I've been trying, and failing, to get VS.NET 2008 to profile an ASP.NET MVC application. When I try and start a profiling session I get a generic server 500 error from VS.NET:

The web site could not be configured correctly; getting ASP.NET process information failed. Requesting 'http://localhost:4750/foo/VSEnterpriseHelper.axd' returned an error: The remote server returned an error: (500) Internal Server Error.

I've tried several things, including:

A brand new ASP.NET MVC app (i.e. File | New | Project ) will profile without problem, so I know my machine is capable of profiling such an app.

So, my question here is what are the other common and uncommon things that can prevent VS.NET from starting a profiling session on an ASP.NET app?

+1  A: 

Not sure if you've seen this: http://social.msdn.microsoft.com/Forums/en-US/tfsbuild/thread/8366799f-7bfd-4c80-a5f1-11a57ecfd966/

but it appears to be reporting the same issue you have and there is a response from the MSFT developer who wrote the Profiler tool:)

Steve Haigh
Thanks. This looks like it might be useful.
Martin Peck
+1  A: 

If you can't get VS.Net profiling to work there are a couple of 3rd party tools that might help. Obviously youy'll need to pay for these though.

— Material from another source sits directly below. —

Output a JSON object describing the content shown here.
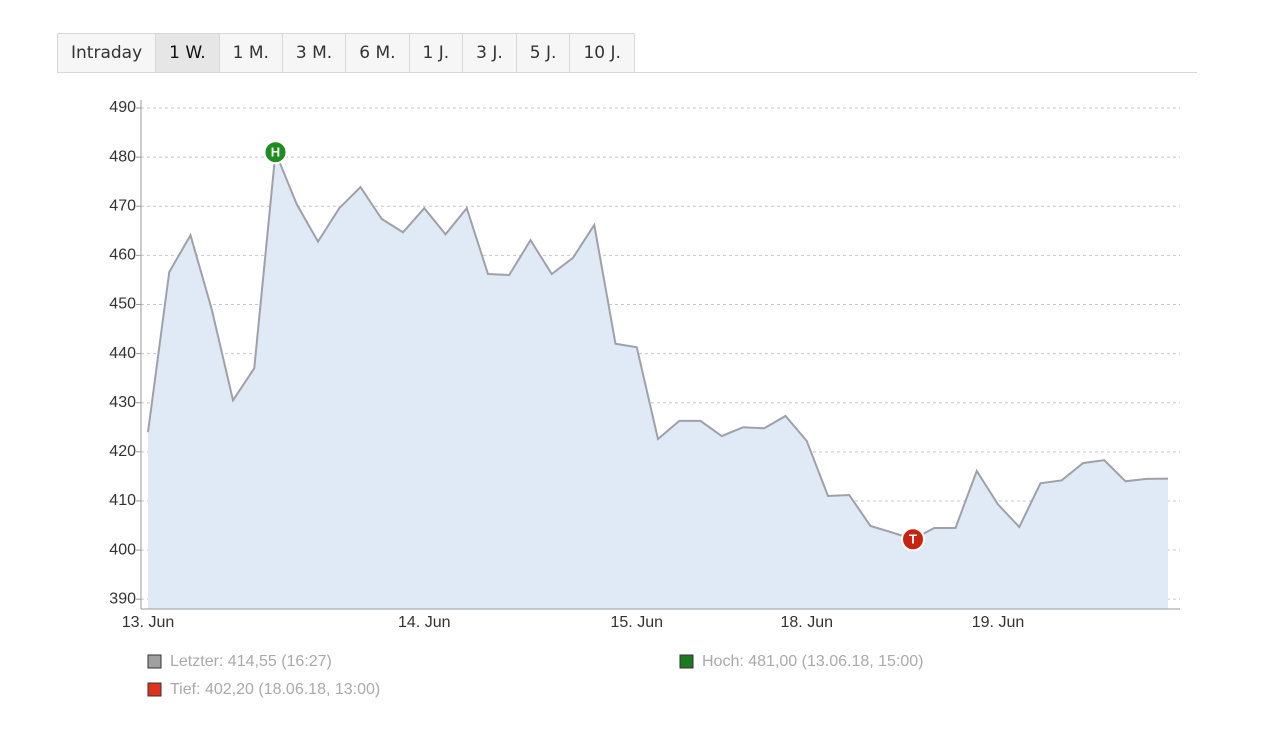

ANTS has a free demo here: http://www.red-gate.com/products/ants%5Fmemory%5Fprofiler/index%5Fv2.htm

JetBrains also have a trace tool that offers profiling (I have not used this but I like their Resharper tool, so I suspect this will be good): http://www.jetbrains.com/profiler/index.html

Steve Haigh
ANTS worked first time and has already given me some excellent results. Thanks deadbeef.
Martin Peck
+2  A: 

In between wrestling with profilers, you can easily get a pretty good picture of what your program is doing from a time perspective by this method. What it reveals is usually a surprise.

Added: I do a fair amount of tuning, and I have a different perspective on these things, such as: wall-clock time is all that matters, individual instructions are more important than functions/methods, call trees & graphs are interesting but nobody knows what they really mean in terms of performance, the demos are all stilted toys like Mandelbrot, and individual samples are where the money's at, not summaries.

For example, tuning a .NET app, it takes a long time starting up. So in that interval, I sample it several times and ask "What is it doing and why?" It is looking up strings by ID in resources (so the strings can be internationalized). Is it necessary? If I look at the particular strings, they are ones that never need to be internationalized. No profiler can tell me this, but samples find it immediately.

Mike Dunlavey
Nice answer. You're right about asumptions - ANTS has pointed out several methods that I didn't think would ever be problematic.
Martin Peck
@Martin: Thanks. I added more explanation of what I mean.